Aside from COVID, Hispanic/Latinx students have to deal with another heavy source of stress: The pressure to become ‘the one who makes it out.’

“As a violin performance major, there’s definitely a high level of preparation that comes with it,” said Mekhi Noble, a sophomore music major of Puerto Rican descent. “I usually stay in the practice room for hours to make sure I’m at the same level as everyone else. I hold myself to very high standards.”

As of 2022, Hispanic/Latinx students make up only 19.4 percent of all enrolled college students in the country, according to the Education Data Initiative. Lack of funds, inaccessibility to quality education, and other issues that affect the community, restrict Hispanic/Latinx populations from pursuing higher education and add additional pressure to those who have the privilege to do so.
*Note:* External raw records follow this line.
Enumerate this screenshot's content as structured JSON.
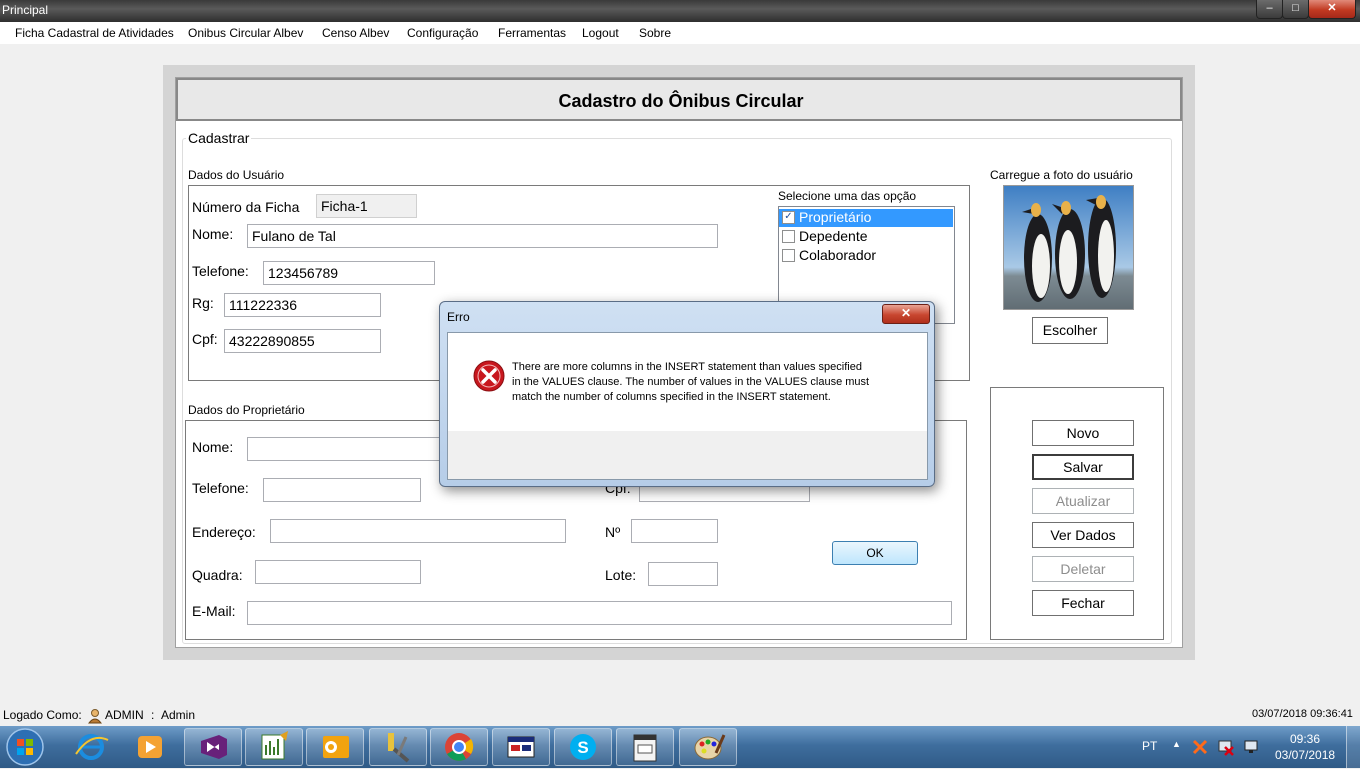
{
  "window": {
    "title": "Principal",
    "minimize": "–",
    "maximize": "□",
    "close": "✕"
  },
  "menu": [
    "Ficha Cadastral de Atividades",
    "Onibus Circular Albev",
    "Censo Albev",
    "Configuração",
    "Ferramentas",
    "Logout",
    "Sobre"
  ],
  "form": {
    "title": "Cadastro do Ônibus Circular",
    "group_label": "Cadastrar",
    "usuario": {
      "section_label": "Dados do Usuário",
      "numero_label": "Número da Ficha",
      "numero_value": "Ficha-1",
      "nome_label": "Nome:",
      "nome_value": "Fulano de Tal",
      "telefone_label": "Telefone:",
      "telefone_value": "123456789",
      "rg_label": "Rg:",
      "rg_value": "111222336",
      "cpf_label": "Cpf:",
      "cpf_value": "43222890855"
    },
    "opcoes": {
      "label": "Selecione uma das opção",
      "items": [
        {
          "label": "Proprietário",
          "checked": true
        },
        {
          "label": "Depedente",
          "checked": false
        },
        {
          "label": "Colaborador",
          "checked": false
        }
      ]
    },
    "foto": {
      "label": "Carregue a foto do usuário",
      "button": "Escolher"
    },
    "proprietario": {
      "section_label": "Dados do Proprietário",
      "nome_label": "Nome:",
      "telefone_label": "Telefone:",
      "cpf_label": "Cpf:",
      "endereco_label": "Endereço:",
      "numero_label": "Nº",
      "quadra_label": "Quadra:",
      "lote_label": "Lote:",
      "email_label": "E-Mail:"
    },
    "actions": {
      "novo": "Novo",
      "salvar": "Salvar",
      "atualizar": "Atualizar",
      "ver_dados": "Ver Dados",
      "deletar": "Deletar",
      "fechar": "Fechar"
    }
  },
  "dialog": {
    "title": "Erro",
    "message_line1": "There are more columns in the INSERT statement than values specified",
    "message_line2": "in the VALUES clause. The number of values in the VALUES clause must",
    "message_line3": "match the number of columns specified in the INSERT statement.",
    "ok": "OK",
    "close": "✕"
  },
  "status": {
    "logged_label": "Logado Como:",
    "user": "ADMIN",
    "separator": ":",
    "role": "Admin",
    "datetime": "03/07/2018 09:36:41"
  },
  "taskbar": {
    "lang": "PT",
    "time": "09:36",
    "date": "03/07/2018",
    "apps": [
      "internet-explorer-icon",
      "media-player-icon",
      "visual-studio-icon",
      "project-icon",
      "outlook-icon",
      "tools-icon",
      "chrome-icon",
      "app-window-icon",
      "skype-icon",
      "app-form-icon",
      "paint-icon"
    ]
  },
  "colors": {
    "selection": "#3399ff",
    "error": "#c8171e",
    "taskbar": "#3f6e9e"
  }
}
The constant high levels of stress these students experience represent one of the biggest obstacles on their path to success. According to Harburger, small, temporary levels of stress can lead to improved performance. However, continuous, intense stress can decrease productivity and performance. It can also lead to decreased immunity and cause serious health issues such as high blood pressure or heart disease.

For this reason, and many others, knowing how to cope with stress is a necessary and valuable skill to have. According to both Morell and Harburger, exercising, having a balanced diet, getting enough sleep, being mindful, and taking breaks are all very effective ways to reduce stress.

“When I’m too stressed, I just try to go with the flow,” said Noble. “Take it step by step, day by day, to make it to the next.”